The spoon theory tale speaks to a broader problem with our tendency to latch onto vivid analogies. The formulaic headline insisting that “X story perfectly explains white privilege/ US gun laws/ sexism in engineering” has become a clickbait cliché. Though many of these articles riff off thoughtful statements, their framing ignores the reality that no single anecdote can perfectly explain anything. When John Scalzi, for example, writes that being a straight white male is like playing a video game on the lowest difficulty setting, it’s a helpful illustration of a bigger issue. But as Scalzi himself notes, “Metaphors are not perfect; it’s why they’re metaphors and not the thing the metaphor describes. Likewise analogies break down.”
The problem isn’t the metaphors themselves, but when they’re given far too much credit and weight—which inadvertently negates the complex and painful experiences of the people who are impacted by racism, sexism, homophobia, ableism and other forms of bias. Online culture tends to apply the same over-eager excitement to all manner of simple feel-good statements, effectively throwing a party for anyone writes a sentence advancing a progressive idea or acknowledging a minority group’s experience. On Twitter, the phenomenon is evident in basic 👏statements 👏emphasized 👏by 👏clapping 👏hand 👏emoji. On Facebook, John Oliver’s latest Trump “shut down” garners legions of emphatic responses: “YES” and “THIS.”
It’s a trend known as “virtue signaling”: Voicing support for an issue simply to make ourselves look enlightened in front of our peers, rather than to deepen our own knowledge or advance a cultural conversation.
There’s nothing inherently wrong with stating the obvious. After the 2016 US presidential election, Chimamanda Ngozi Adichie wrote about the importance of publicly affirming our values and beliefs for The New Yorker. “Now is the time to counter lies with facts, repeatedly and unflaggingly, while also proclaiming the greater truths: of our equal humanity, of decency, of compassion,” she wrote. “Every precious ideal must be reiterated, every obvious argument made, because an ugly idea left unchallenged begins to turn the color of normal.”
Her own essay, though, was far from obvious, containing a nuanced description of identity politics, how words blur memory and obscure truths, and what it means to truly resist racism and sexism. “Now is the time to speak up and to wear as a badge of honor the opprobrium of bigots,” she wrote. Adichie shows the importance of stating self-evident truths, but only as one example of the more overarching, pressing need to stand up for rights where we see them violated.
Virtue signaling becomes a problem when the former is mistaken for the latter: When there’s too great a gap between the fervor with which we greet a basic statement and the extent to which that statement truly advances a conversation.
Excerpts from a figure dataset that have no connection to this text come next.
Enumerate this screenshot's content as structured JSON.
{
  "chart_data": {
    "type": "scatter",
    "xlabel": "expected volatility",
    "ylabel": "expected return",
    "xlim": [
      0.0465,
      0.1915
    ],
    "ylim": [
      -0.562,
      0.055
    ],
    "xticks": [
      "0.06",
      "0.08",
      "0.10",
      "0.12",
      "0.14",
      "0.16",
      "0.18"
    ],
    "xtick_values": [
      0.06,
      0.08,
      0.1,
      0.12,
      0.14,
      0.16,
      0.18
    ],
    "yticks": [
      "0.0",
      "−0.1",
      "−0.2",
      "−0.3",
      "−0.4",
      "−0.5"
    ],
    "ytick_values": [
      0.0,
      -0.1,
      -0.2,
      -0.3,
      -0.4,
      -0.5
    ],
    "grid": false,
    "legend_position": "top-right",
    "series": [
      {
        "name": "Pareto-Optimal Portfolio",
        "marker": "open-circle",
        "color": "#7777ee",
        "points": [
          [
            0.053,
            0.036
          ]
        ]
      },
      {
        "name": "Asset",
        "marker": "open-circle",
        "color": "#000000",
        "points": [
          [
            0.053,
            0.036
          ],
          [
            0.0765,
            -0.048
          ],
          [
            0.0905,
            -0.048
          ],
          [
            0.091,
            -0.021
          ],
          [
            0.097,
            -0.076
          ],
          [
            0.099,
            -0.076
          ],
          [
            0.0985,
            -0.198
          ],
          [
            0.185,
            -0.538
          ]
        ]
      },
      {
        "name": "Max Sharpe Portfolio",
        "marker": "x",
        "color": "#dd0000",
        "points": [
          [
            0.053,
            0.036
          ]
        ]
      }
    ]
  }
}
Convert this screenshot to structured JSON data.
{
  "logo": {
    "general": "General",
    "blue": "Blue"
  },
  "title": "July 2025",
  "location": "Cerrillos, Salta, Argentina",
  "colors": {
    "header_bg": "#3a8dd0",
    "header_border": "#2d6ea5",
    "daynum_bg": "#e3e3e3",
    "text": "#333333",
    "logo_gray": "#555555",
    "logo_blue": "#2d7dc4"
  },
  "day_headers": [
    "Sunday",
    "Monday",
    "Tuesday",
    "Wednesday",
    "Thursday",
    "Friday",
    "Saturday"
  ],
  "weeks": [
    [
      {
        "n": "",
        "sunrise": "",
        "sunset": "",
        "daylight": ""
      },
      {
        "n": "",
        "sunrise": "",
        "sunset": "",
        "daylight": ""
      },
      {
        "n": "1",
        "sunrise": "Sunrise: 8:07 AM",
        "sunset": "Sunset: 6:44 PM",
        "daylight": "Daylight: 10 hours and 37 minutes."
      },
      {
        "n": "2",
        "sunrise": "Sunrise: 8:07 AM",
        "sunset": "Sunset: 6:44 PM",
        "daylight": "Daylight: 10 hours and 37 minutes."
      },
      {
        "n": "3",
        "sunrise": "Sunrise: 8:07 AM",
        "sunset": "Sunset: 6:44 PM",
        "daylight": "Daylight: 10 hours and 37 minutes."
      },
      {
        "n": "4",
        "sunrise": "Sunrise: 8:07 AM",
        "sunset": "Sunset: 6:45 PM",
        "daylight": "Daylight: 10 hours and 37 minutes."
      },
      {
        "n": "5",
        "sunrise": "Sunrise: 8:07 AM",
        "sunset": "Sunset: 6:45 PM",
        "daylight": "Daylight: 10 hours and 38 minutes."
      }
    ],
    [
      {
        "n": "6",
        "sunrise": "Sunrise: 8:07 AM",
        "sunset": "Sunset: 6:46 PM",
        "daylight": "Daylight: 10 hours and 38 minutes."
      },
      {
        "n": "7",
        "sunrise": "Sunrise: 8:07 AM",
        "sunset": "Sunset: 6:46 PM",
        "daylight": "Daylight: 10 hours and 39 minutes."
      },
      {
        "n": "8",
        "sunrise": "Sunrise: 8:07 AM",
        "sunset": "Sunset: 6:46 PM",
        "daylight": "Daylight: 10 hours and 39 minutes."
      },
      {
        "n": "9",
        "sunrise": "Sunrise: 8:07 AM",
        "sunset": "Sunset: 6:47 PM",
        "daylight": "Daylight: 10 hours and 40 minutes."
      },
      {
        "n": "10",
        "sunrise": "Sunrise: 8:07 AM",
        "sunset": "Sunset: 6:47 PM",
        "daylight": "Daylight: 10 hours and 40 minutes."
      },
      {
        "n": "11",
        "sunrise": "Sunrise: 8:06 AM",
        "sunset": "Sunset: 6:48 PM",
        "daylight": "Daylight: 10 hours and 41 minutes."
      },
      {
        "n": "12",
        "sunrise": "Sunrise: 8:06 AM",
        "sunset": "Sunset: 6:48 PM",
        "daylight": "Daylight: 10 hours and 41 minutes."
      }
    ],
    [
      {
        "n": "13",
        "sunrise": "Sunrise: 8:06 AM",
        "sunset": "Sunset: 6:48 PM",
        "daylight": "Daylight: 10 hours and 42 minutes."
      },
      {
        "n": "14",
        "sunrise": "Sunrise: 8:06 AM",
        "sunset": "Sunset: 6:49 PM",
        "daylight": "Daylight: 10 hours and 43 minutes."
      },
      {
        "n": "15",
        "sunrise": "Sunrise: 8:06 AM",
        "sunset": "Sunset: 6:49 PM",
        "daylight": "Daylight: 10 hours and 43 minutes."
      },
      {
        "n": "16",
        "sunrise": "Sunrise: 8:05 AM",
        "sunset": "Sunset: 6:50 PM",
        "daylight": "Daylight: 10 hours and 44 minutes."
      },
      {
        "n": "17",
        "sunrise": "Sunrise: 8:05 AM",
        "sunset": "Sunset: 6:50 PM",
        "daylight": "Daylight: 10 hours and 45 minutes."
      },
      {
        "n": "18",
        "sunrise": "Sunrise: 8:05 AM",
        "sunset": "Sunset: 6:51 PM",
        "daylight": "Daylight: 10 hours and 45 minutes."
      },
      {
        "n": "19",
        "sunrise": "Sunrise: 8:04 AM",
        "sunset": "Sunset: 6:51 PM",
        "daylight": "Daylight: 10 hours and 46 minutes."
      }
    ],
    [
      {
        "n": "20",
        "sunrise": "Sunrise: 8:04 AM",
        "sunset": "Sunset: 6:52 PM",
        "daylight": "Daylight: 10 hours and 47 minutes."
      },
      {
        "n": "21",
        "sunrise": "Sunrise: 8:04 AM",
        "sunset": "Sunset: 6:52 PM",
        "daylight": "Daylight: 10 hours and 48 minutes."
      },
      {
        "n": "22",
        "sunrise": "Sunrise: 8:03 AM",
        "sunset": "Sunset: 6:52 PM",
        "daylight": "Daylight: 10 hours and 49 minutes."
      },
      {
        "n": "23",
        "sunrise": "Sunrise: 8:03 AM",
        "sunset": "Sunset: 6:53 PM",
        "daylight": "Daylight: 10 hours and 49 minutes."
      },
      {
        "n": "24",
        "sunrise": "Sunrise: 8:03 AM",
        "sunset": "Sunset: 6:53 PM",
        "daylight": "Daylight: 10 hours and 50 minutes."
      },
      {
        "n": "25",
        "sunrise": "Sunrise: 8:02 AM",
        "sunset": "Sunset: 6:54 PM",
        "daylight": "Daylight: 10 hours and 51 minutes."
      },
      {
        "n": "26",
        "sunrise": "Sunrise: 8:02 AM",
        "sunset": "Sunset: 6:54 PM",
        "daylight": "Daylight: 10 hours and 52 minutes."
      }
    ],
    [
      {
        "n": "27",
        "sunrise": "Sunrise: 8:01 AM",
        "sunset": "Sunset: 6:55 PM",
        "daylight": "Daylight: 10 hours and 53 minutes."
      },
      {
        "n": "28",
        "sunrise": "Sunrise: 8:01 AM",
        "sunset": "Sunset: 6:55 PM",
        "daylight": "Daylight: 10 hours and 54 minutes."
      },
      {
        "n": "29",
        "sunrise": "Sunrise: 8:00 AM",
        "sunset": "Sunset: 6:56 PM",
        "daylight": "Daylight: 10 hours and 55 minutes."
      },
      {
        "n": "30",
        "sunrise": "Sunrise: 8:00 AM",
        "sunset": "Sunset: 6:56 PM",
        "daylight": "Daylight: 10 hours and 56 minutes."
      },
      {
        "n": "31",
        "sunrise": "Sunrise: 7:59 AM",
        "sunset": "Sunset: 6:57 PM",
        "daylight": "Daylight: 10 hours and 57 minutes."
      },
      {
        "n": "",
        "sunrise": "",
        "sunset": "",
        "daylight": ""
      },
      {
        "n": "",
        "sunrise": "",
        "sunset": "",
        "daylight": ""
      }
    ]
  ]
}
It’s not easy to understand what another person’s experience is like. And it’s certainly not easy to fight for the rights of others—to consistently demand, in our politics and everyday actions, that everyone be treated equally. So while it can feel affirming to shower praise and applause upon catchy memes or pithy statements of support for minorities, we should question whether such enthusiasm is enough. It takes very little effort to tweet about spoon theory; it takes a lot more work to learn about how to support disability rights. One analogy, no matter how powerful, is never enough.